Not so fast, says Federal Reserve Chair Janet Yellen, who delivered testimony to Congress on Thursday in which she presented two sides to the minimum wage debate that economists often put forward: assisting those in poverty and the numerous consequences to business, especially in today’s fragile economy.
Yellen refused to take a side on the matter, but she did support the Congressional Budget Office’s (CBO) report that warned President Obama’s plan would result in approximately half a million fewer jobs, something that wouldn’t bode well for a country that is suffering from a high unemployment rate.
The new Fed Chair said that how big an impact a minimum wage hike would have on the economy would require “considerable debate.” Yellen did say, however, that she wouldn’t argue with the CBO’s assessment because “they’re good at this kind of evaluation.”
In February, the non-partisan CBO published a report that explained that a minimum wage boost would lift close to one million workers out of poverty, but it would cost as many as 500,000 jobs. Despite most on Capitol Hill usually agreeing with the CBO on an array of issues, Democrats and the White House criticized the report and said it contradicts the viewpoints of many economists who say the minimum wage does not have an effect on employment.
“CBO’s estimates of the impact of raising the minimum wage on employment does not reflect the current consensus view of economists,” Jason Furman, the chairman of the White House’s Council of Economic Advisers, wrote in a WhiteHouse.gov blog post. “The bulk of academic studies, have concluded that the effects on employment of minimum wage increases in the range now under consideration are likely to be small to nonexistent.”
However, there have been numerous economists who have likened minimum wage laws to “compulsory unemployment,” such as Murray N. Rothbard, Milton Friedman, Thomas Sowell, Henry Hazlitt, Friedrich Hayek and several others.

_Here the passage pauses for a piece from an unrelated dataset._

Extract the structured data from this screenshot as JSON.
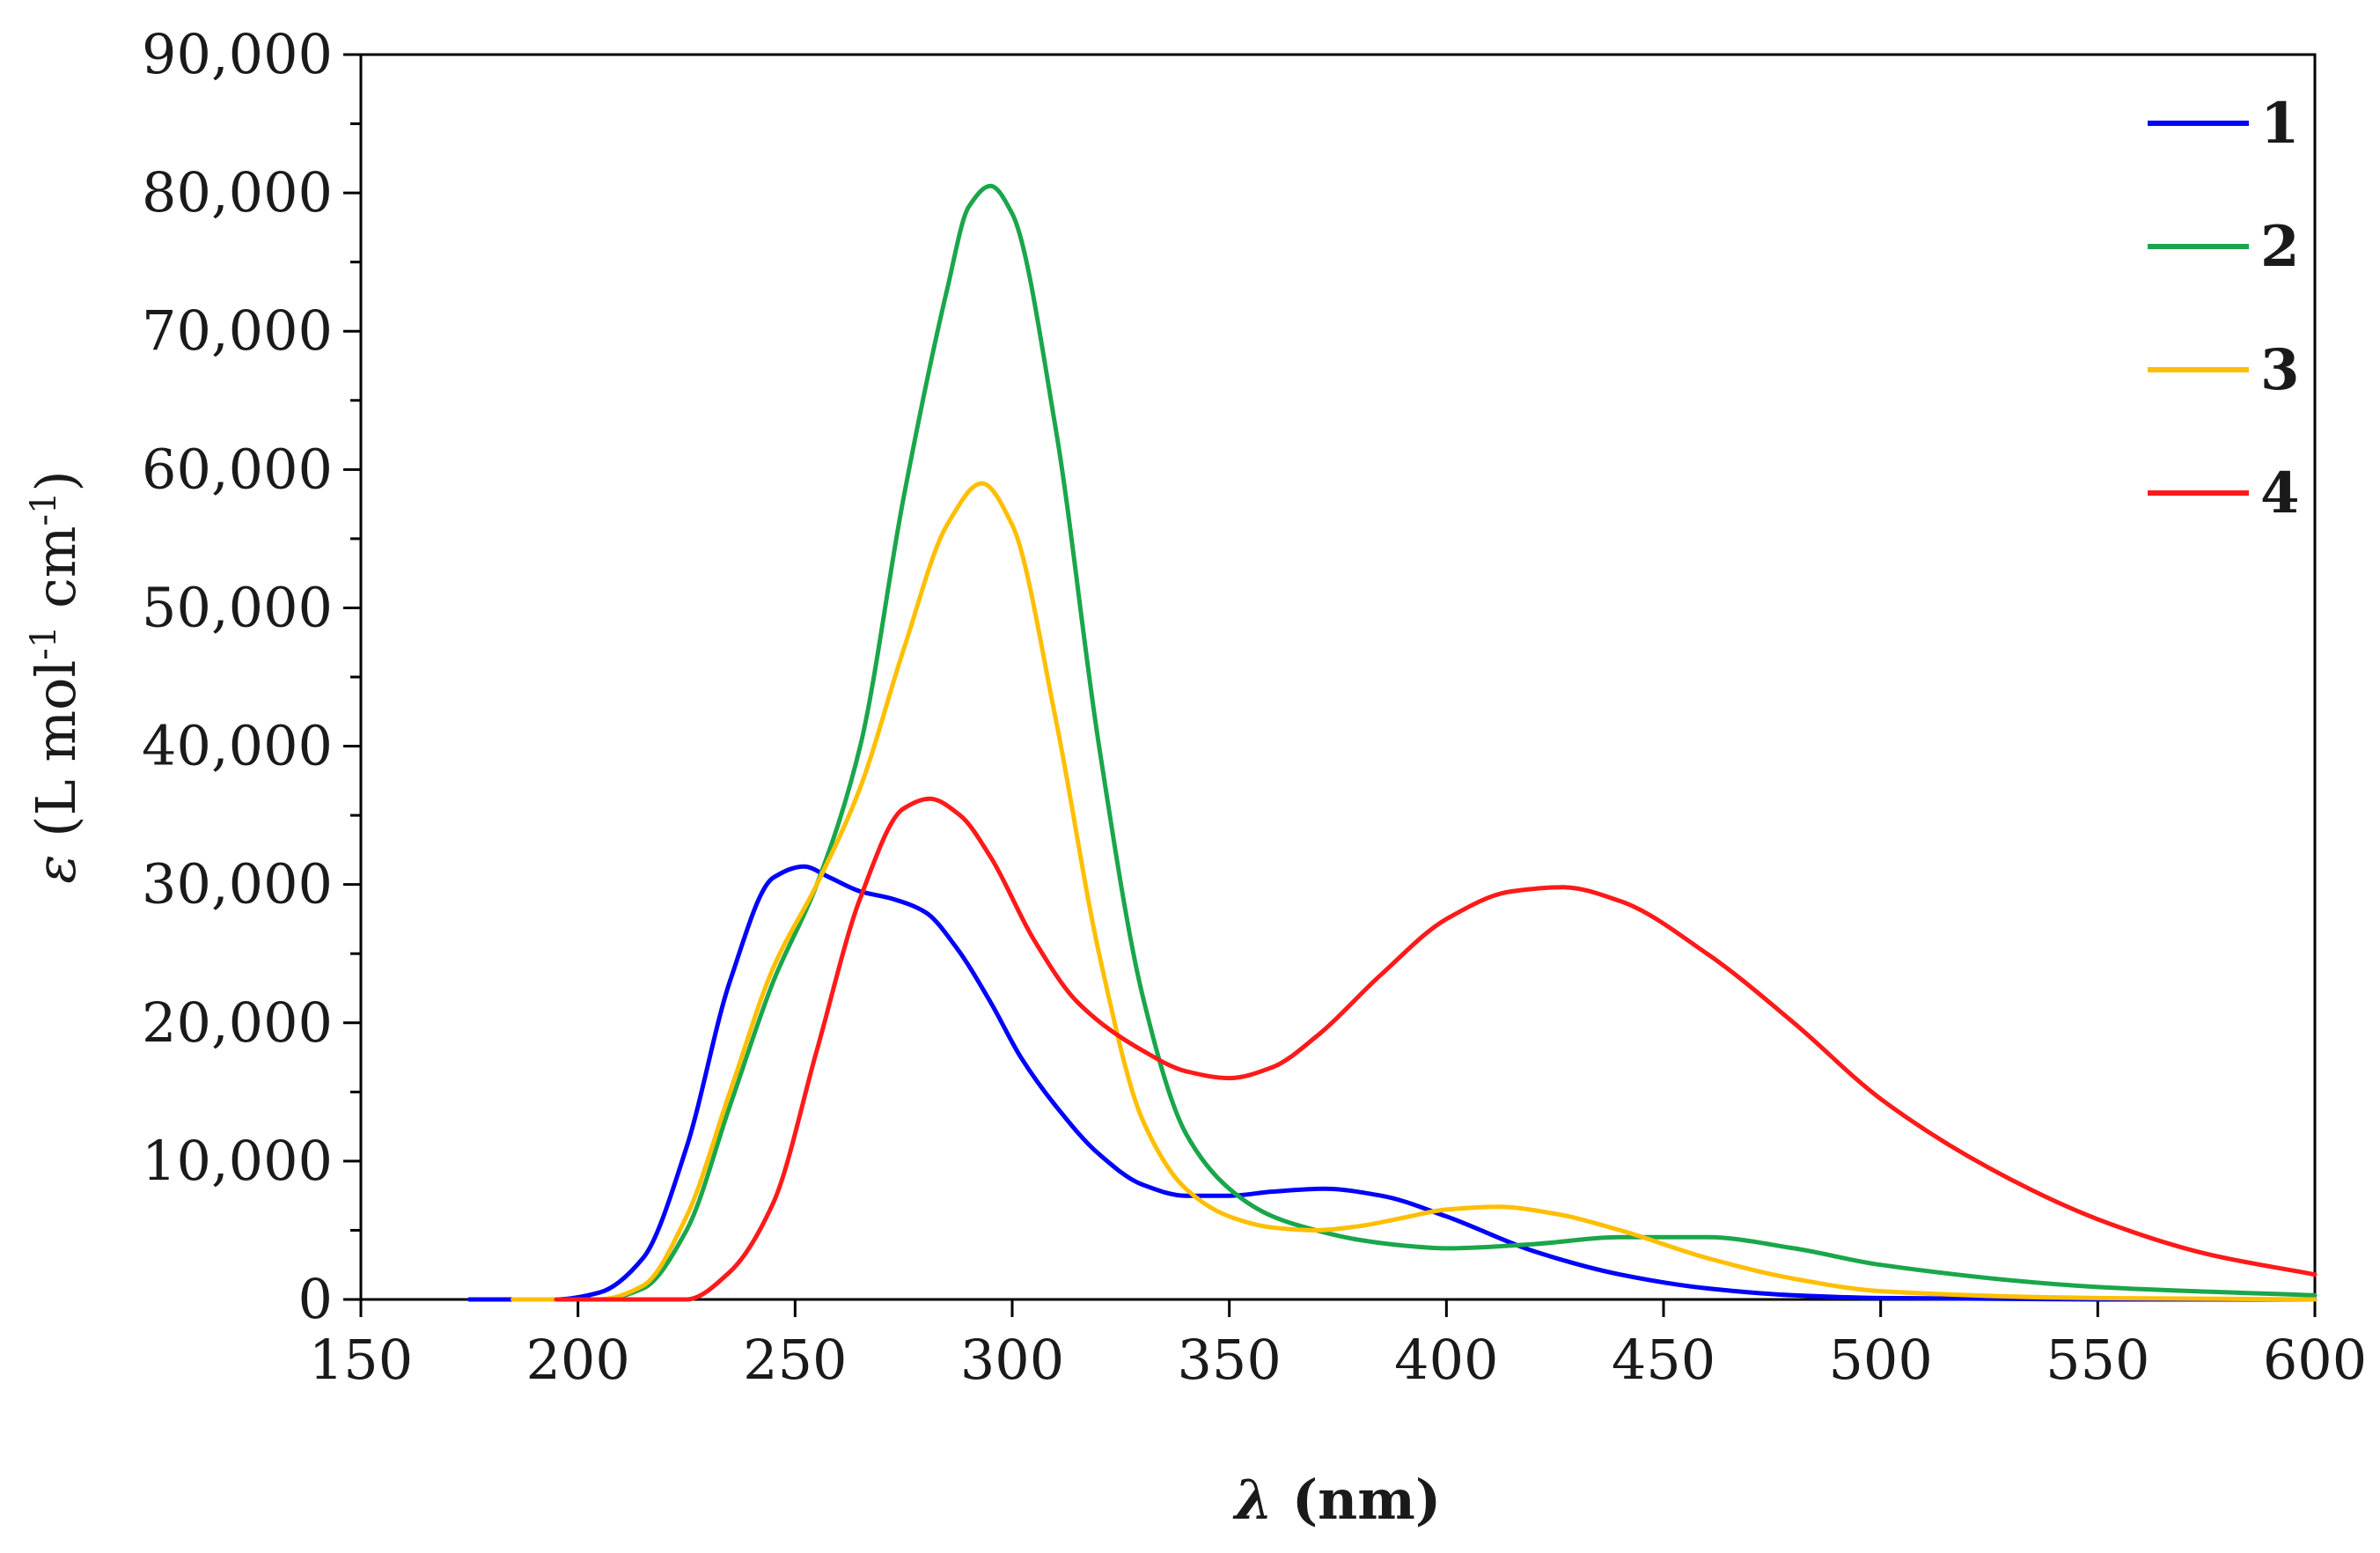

There are several arguments that they say can be made against the minimum wage:
- It hurts the unskilled, the uneducated, immigrants and youth
- Most minimum wage proposals are not based on any economic theory, model or premise
- Higher prices are the result of the minimum wage
- Qualifications of employment would enhance because companies are forced to pay higher wages
- Job losses because businesses would cut hours, reduce staff levels and perhaps automate the workforce
“It is obvious that the minimum wage advocates do not pursue their own logic, because if they push it to such heights, virtually the entire labor force will be disemployed. In short, you can have as much unemployment as you want, simply by pushing the legally minimum wage high enough,” wrote Rothbard in an article entitled “Outlawing Jobs: The Minimum Wage.”
Nevertheless, the American people are in favor of a higher minimum wage.
A Washington Post poll late last year discovered that two-thirds of Americans endorse a proposal to raise the minimum wage. A Gallup study found that more than three-quarters (76 percent) support increasing the minimum wage. Surveys have also shown that most Democrats, Republicans and Independents are in favor of hiking the minimum wage.